2.1 Habitats terrestres et aquatiques

Le comté de Prince Edward est situé dans l’écozone des plaines à forêts mixtes et se trouve à la limite de répartition d’un grand nombre d’espèces nordiques et méridionales. Avec son éventail de conditions locales et la présence d’une succession végétale continue, cet endroit abrite une riche diversité de types d’habitats dont dépendent une grande variété d’espèces sauvages, y compris des espèces en péril.

La réserve nationale de faune (RNF) de la Pointe-du-Prince-Édouard est constituée principalement de prés et de prairies avec des fourrés clairsemés ou denses d’arbustes (75 %), des terres élevées boisées (18 %), des milieux humides riverains et intérieurs (6 %), des échancrures littorales, ainsi que des plages de galets et des falaises (1 %) (figure 6). Entourée par la vaste étendue du lac Ontario, la topographie plane de la masse terrestre et la mince couche de sol qui recouvre le substrat rocheux permettent à tout un éventail de microhabitats d’exister à l’intérieur de la RNF (Gauthier, 1982).
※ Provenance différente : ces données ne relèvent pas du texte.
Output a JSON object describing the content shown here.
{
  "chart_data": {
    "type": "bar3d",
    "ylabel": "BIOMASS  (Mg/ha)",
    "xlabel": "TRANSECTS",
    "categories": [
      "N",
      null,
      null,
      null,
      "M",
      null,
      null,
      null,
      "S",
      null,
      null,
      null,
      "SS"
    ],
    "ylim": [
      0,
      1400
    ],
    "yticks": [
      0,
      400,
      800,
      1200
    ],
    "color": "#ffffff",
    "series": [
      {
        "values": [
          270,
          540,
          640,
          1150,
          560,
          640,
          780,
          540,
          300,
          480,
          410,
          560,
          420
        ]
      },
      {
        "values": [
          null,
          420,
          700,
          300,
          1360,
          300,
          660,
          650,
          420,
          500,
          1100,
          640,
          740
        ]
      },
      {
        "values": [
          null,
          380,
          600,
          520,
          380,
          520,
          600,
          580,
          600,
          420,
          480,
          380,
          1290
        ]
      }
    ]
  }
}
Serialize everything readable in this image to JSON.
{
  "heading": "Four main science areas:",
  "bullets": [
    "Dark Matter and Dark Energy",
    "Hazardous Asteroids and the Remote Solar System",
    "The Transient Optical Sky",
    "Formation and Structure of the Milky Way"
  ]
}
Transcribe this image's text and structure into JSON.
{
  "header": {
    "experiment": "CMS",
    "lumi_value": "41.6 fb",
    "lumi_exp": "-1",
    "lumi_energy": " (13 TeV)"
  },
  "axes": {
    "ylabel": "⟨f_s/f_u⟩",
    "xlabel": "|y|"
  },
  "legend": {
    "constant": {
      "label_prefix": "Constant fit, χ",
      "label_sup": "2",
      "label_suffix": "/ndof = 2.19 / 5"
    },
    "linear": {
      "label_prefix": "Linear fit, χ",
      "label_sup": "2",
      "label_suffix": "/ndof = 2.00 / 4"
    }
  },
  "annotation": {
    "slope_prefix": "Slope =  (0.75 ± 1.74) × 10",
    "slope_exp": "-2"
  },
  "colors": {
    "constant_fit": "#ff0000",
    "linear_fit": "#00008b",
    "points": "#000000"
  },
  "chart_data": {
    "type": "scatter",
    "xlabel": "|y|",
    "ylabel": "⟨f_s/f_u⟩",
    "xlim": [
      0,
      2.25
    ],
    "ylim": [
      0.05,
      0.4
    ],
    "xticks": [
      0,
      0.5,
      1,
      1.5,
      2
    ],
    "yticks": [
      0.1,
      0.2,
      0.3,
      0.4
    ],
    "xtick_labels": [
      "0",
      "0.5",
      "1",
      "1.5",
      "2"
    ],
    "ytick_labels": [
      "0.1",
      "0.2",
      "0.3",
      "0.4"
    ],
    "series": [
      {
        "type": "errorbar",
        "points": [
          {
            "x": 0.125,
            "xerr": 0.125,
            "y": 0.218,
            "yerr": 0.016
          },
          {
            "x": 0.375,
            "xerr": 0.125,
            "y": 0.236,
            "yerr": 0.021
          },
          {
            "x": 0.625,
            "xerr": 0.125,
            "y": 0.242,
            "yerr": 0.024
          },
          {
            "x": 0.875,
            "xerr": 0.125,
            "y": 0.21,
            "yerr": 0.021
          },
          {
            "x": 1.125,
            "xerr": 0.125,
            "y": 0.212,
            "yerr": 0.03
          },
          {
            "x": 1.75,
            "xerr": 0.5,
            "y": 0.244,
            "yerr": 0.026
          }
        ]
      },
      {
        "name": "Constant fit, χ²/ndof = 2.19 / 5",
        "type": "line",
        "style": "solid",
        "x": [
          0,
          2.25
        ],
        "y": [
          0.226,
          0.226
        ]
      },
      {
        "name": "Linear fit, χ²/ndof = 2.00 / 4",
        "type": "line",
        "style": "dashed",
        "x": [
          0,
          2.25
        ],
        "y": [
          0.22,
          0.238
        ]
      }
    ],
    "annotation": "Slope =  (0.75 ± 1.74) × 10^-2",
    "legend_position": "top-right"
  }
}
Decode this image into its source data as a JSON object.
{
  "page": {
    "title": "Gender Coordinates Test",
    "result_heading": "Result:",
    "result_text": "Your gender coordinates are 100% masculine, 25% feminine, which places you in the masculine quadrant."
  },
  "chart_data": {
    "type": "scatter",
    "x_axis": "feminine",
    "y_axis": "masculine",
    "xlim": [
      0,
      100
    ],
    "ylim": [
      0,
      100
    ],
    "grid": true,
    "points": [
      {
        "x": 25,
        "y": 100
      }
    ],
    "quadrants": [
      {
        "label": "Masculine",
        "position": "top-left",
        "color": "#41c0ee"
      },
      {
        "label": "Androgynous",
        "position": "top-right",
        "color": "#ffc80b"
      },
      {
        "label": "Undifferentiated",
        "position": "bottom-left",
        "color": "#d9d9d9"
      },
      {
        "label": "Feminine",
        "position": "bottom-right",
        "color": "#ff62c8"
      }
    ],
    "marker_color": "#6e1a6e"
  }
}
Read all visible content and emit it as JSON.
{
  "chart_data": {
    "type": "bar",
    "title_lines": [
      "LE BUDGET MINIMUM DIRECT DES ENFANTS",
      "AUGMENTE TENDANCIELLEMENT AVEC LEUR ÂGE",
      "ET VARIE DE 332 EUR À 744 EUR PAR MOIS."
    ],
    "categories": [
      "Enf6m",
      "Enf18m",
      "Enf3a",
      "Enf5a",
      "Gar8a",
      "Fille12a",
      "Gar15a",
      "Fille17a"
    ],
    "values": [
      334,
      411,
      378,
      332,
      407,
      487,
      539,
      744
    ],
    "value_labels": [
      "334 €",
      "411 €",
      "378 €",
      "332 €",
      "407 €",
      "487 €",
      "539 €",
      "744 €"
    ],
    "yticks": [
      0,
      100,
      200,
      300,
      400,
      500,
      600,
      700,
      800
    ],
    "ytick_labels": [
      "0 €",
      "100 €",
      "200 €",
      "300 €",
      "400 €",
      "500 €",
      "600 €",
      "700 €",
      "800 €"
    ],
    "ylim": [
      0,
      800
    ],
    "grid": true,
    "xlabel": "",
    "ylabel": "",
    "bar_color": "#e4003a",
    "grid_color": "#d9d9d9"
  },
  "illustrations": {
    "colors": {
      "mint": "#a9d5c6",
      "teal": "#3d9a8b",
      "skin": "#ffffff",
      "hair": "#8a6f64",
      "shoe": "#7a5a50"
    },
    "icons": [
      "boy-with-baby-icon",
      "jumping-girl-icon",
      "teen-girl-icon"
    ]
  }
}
L’inventaire préliminaire de la végétation terrestre (White, 2008) a révélé quatre communautés végétales distinctes : une falaise carbonatée non perturbée abritant des thuyas occidentaux, d’importance provinciale, le long de la rive nord-est de la RNF (cotée S3, ou rare en Ontario, par Bakowsky (1996)); un bois de caryer ovale et de clavalier d’Amérique sur sol calcaire sec à frais de type 1 dans le secteur nord-est de la RNF, dont l’état varie de moyen à bon, qui est peu perturbé et d’importance provinciale (coté S1, ou extrêmement rare en Ontario, par Bakowsky (2008)); une mosaïque de forêt de feuillus sur sol sec à frais et de forêt de feuillus de basse terre sur sol frais à humide, qui se présente en parcelles dans une grande partie de l’aire centrale de la RNF; et des prés marqués par l’activité humaine présents dans plusieurs secteurs de la RNF.

L’habitat terrestre à l’intérieur de la RNF est présentement constitué d’un mélange de végétation à divers stades de succession. La majeure partie de la RNF est constituée de vastes zones continues dominées par des graminées de prairie ou de pâturage (figure 6). Depuis les 30 dernières années, des arbustes, petits arbres et fourrés issus de la succession végétale reprennent possession des anciens pâturages. Les espèces communes dans ces fourrés comprennent le genévrier de Virginie (Juniperus virginiana), le cornouiller stolonifère (Cornus stolonifera) et le clavalier d’Amérique (Zanthoxylum americanum) (White, 2008).

Dans un stade de succession plus avancé, la forêt de terre haute domine la partie sud de la RNF, ainsi que leTraverse Point. Dans les secteurs de forêt de terre haute, les espèces dominantes sont le chêne à gros fruits (Quercus macrocarpa), le chêne rouge (Quercus rubra) et l’ostryer de Virginie (Ostrya virginiana). On trouve des plages de galets sur la rive sud qui est basse et rocheuse. Dans certains secteurs, la plage restreint l’écoulement de l’eau, ce qui crée des marais épars vers l’intérieur le long du littoral. De petits marécages boisés contenant du frêne noir (Fraxinus nigra) ou des cornouillers entourent généralement les marais le long de la rive sud.

La rive nord de la RNF est constituée de falaises calcaires. La partie nord-est de la RNF contient aussi un petit étang et des marais.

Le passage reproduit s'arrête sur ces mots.